Apesar de ser um apoiador incondicional da Imprensa , conquanto efetuando um trabalho serio e de utilidade publica , creio que o caso aqui descrito pode se tornar um belo divisor de aguas pelas suas nuances proprias. Na era pós-ditadura , a grande Imprensa tomou para si um papel fundamental que infelizmente com mais frequencia do que deveria , ela se atrapalha por incompetencia pura e simples. Jamais iria me meter a defender A ou B de qualquer governo mas tenho que concordar que via de regra, a Imprensa ao "farejar" o que acham ser uma boa noticia , caem em cima do assunto como um bando de hienas famintas e logo tascam nas primeiras paginas e vão fundo em procedimentos investigatorios muitas vezes altamente discutiveis , a possivel "vitima" dos holofotes momentaneos , tem a sua vida e suas entranhas pessoais abertas a execração publica. Como a margem de erro é relativamente pequena , na maioria das vezes a coisa vira de utilidade publica. Ocorre que "por vezes" erram o alvo e a eventual vitima das ilações largadas à vontade , NUNCA dispõe do mesmo espaço proporcional para se defender. No caso do Eduardo Jorge, parece que correu atras de ajuda "especializada" e o resultado ai esta , pagina inteira de retratação no jornal o Globo e em outros tambem e certamente mais a frente uma boa quantia de dinheiro ganho honestamente e via judicial a engordar a sua conta pessoal , alias , nada mais justo desde que se configure um procedimento jornalistico de propositos duvidosos. Que sirva de "marco regulatorio" daqui para a frente nas futuras relações entre a Imprensa e o Cidadão Comum de bem e não de "bens" como via de regra vem ocorrendo.

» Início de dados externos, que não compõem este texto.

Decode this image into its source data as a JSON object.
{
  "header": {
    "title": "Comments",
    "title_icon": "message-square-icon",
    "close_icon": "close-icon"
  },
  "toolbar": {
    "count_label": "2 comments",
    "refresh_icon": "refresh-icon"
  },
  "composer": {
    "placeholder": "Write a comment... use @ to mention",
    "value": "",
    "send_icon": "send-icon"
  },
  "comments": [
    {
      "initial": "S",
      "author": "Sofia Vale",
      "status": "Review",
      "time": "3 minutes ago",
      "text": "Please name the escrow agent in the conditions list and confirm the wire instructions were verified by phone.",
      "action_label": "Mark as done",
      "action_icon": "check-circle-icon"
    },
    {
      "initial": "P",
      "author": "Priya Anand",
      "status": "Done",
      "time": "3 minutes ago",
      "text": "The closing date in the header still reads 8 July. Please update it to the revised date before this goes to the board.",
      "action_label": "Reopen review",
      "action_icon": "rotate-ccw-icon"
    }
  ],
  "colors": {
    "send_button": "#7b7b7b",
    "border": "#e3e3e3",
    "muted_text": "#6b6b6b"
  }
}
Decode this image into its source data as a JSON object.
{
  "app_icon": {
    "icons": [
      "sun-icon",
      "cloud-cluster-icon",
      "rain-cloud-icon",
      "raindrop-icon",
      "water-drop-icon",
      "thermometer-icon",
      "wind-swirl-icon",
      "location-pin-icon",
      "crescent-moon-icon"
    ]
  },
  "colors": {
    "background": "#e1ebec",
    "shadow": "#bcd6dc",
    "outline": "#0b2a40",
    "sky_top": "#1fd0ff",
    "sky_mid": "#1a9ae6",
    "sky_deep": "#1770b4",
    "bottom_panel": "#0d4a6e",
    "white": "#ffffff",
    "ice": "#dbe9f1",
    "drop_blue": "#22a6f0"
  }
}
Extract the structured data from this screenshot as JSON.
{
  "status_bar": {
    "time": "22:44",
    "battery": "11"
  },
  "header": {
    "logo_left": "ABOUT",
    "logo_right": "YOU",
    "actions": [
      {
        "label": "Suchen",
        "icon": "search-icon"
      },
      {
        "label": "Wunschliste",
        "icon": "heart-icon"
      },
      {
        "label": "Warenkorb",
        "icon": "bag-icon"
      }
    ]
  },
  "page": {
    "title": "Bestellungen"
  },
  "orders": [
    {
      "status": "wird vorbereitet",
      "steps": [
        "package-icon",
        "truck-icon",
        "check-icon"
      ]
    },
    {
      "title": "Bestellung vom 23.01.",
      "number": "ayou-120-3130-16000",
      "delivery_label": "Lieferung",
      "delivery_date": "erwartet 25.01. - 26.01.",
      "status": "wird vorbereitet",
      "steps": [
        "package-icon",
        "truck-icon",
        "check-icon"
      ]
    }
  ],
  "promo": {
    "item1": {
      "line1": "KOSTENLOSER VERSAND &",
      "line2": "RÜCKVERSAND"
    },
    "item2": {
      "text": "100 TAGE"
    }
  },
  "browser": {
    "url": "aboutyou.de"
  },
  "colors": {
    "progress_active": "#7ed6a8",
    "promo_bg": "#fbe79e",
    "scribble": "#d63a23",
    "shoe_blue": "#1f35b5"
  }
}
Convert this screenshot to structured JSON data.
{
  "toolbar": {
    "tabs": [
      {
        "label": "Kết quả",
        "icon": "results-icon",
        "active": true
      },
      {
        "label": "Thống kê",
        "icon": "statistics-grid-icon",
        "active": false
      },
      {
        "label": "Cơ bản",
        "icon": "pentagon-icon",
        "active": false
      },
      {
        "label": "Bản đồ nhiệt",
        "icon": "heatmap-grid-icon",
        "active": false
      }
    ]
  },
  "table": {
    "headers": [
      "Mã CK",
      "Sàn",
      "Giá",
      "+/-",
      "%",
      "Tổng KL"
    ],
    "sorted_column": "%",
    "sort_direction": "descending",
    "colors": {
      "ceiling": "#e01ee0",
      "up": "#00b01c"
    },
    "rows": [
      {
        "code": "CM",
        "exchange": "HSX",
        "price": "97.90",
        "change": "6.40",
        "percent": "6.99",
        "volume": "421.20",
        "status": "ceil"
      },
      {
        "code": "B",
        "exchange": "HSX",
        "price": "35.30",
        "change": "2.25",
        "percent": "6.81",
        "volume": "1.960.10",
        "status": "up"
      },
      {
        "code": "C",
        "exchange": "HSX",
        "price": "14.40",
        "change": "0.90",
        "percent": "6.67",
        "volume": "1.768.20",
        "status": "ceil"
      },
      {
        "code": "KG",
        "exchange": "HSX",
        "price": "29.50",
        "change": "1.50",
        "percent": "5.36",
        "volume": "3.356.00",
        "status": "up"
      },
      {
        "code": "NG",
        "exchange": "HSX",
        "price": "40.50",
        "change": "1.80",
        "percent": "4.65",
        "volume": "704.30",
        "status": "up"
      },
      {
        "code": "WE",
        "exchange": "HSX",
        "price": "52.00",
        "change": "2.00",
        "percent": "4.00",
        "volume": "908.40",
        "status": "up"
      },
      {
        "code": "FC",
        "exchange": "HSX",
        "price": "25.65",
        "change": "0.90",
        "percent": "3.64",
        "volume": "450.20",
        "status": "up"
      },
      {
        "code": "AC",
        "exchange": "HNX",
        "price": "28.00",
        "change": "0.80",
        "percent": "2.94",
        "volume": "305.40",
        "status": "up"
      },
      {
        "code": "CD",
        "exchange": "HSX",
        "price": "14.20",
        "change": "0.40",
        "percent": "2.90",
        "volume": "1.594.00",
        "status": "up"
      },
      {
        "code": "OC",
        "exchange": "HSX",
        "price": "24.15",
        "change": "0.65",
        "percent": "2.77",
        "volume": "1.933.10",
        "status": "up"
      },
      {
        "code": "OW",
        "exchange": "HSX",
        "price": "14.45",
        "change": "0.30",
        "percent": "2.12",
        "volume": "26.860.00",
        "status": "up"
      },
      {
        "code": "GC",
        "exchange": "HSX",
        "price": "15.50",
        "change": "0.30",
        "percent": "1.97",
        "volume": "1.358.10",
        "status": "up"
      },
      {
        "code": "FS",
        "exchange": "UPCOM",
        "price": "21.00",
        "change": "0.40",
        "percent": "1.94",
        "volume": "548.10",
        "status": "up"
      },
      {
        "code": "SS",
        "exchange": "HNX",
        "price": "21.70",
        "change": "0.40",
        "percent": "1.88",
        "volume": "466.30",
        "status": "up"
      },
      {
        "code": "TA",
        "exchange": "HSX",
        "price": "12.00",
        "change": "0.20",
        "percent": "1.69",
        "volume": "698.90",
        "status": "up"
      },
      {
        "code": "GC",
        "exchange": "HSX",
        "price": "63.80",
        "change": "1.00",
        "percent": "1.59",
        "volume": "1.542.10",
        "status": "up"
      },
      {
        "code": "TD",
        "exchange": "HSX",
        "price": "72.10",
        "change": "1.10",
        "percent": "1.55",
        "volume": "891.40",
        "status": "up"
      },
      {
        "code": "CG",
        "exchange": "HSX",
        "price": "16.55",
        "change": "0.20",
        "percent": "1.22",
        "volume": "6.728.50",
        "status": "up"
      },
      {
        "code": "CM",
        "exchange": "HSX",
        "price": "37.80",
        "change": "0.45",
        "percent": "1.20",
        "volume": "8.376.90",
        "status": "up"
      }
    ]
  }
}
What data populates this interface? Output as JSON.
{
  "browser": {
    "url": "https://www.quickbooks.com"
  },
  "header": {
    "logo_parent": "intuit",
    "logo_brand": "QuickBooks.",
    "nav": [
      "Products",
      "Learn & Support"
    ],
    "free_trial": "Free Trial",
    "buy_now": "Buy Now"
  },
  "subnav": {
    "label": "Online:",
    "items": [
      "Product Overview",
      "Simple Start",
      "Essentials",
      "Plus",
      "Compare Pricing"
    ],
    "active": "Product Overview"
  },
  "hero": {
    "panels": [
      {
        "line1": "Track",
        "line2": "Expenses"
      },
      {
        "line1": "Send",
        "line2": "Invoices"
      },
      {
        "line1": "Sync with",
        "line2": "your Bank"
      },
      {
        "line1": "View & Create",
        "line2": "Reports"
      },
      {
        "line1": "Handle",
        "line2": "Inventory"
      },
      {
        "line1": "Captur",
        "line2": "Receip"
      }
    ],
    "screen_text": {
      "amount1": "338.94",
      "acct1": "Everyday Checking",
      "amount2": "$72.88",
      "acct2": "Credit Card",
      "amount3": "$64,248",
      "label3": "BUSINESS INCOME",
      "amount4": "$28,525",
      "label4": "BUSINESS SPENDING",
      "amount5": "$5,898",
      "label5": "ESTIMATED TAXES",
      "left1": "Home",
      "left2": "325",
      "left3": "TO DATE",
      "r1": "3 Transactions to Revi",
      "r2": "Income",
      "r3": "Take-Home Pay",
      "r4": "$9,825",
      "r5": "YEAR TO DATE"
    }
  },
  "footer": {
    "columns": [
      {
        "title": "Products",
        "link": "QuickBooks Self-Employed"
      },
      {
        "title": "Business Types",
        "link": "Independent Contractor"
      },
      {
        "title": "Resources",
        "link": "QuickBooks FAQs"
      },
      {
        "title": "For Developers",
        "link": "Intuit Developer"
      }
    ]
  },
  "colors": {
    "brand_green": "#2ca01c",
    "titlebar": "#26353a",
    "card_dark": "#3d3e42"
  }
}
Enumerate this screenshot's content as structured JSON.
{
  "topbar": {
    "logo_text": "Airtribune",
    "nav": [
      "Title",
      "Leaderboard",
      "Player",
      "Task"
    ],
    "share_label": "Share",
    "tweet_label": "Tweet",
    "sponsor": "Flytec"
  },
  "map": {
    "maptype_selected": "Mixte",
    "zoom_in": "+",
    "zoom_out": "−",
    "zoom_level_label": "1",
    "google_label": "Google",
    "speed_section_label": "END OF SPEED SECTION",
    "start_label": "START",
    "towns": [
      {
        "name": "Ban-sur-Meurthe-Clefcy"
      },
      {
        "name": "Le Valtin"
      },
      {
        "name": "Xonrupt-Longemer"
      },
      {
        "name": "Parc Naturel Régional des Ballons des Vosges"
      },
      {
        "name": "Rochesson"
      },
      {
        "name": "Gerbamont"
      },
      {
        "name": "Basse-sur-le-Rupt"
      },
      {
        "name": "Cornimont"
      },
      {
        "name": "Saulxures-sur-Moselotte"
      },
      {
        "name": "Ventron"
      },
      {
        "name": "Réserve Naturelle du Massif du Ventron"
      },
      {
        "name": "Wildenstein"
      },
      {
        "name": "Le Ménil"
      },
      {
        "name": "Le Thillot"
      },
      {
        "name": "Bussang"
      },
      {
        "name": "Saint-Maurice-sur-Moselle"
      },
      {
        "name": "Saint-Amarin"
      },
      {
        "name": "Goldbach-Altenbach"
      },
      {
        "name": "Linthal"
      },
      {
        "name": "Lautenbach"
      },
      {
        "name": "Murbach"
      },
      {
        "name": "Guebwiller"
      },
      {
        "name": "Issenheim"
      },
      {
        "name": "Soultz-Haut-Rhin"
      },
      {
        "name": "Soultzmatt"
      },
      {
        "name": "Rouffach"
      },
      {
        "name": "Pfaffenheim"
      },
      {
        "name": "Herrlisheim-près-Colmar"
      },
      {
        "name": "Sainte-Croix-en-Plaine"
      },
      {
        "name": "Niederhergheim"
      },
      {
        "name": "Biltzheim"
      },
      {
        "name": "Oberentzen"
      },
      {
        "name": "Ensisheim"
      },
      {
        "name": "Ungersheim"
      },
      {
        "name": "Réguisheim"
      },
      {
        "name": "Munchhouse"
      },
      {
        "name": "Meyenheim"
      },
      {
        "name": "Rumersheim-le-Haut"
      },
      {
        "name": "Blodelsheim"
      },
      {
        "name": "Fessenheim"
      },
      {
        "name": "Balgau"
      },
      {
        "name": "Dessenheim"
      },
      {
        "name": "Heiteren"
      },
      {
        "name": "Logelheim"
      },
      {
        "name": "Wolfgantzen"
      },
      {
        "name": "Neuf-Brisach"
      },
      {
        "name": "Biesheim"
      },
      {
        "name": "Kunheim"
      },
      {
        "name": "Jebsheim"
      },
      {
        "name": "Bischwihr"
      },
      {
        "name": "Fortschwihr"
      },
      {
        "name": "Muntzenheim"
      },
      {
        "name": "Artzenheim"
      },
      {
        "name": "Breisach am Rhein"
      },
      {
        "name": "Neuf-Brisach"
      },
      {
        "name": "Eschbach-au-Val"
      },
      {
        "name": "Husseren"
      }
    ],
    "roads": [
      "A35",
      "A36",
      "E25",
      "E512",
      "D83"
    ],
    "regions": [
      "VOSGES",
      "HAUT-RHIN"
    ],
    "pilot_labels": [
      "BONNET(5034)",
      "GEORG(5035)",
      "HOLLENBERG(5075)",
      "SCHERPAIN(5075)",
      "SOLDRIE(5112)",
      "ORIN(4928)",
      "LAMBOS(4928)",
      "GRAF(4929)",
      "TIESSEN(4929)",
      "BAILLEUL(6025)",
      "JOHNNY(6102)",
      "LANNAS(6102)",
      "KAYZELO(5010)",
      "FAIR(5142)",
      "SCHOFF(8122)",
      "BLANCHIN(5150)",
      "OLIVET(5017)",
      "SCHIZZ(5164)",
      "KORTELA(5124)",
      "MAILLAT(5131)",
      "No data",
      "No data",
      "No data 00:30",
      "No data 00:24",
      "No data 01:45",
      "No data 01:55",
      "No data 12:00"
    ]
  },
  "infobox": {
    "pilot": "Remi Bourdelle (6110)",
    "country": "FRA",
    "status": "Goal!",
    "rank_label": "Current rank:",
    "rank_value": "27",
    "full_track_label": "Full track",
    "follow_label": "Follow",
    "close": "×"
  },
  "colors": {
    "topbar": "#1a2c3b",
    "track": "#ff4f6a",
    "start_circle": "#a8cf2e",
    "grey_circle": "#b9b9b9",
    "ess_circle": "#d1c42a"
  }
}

16/11/2006 09:36Magá (Procurador do Município)Acho que o caso do Juiz Ali Mazlom vai marcar o...
Acho que o caso do Juiz Ali Mazlom vai marcar o início deste século como uma das maiores injustiças já praticadas pelo Estado e pela imprensa. Foi acusado com provas plantadas e a imprensa não admite seus erros, mesmo sabendo que foi enganada pela polícia federal e pelos procuradores da república que o acusaram. O Tribunal de São Paulo também teve sua parcela de culpa. Espero que ele também ganhe as ações de indenização. é gravíssimo porque não só a imprensa se precipitou. é mais grave do que o do Eduardo Jorge
15/11/2006 12:54olhovivo (Outros)Alguns meios de comunicação e, ad nauseam, (mui...
Alguns meios de comunicação e, ad nauseam, (muitos) juízes e procuradores instituíram no Brasil, informalmente, o chamado "Direito Penal do inimigo", que vigorou na Alemanha nazista. Elege-se um inimigo e, a partir daí, este não faz jus a qualquer direito fundamental, pois é um inimigo. Não tem direito à presunção de inocência, ao contraditório e, o que vem ocorrendo amiúde, não tem direito a responder em liberdade mesmo não havendo amparo legal para sua prisão. E para virar o "inimigo" não é preciso muito. Basta um procurador despreparado bradar publicamente, antes de investigar. A imprensa, sedenta de sangue, passa ao linchamento moral. A voz do "inimigo" é abafada pelo "clamor popular". Não interessa ouvir seus clamores de inocência. Afinal, trata-se de "inimigo".
15/11/2006 11:04Armando do Prado (Professor)Maluf também foi inocentado várias vezes. Assim...
Maluf também foi inocentado várias vezes. Assim como Collor, este pelo STF. O importante sim é que a imprensa começa a sentir o limite entre informar, discutir, divergir e enxovalhar, avacalhar honras alheias. Bem feito para o globo e, futuramente, para a Veja e Folha.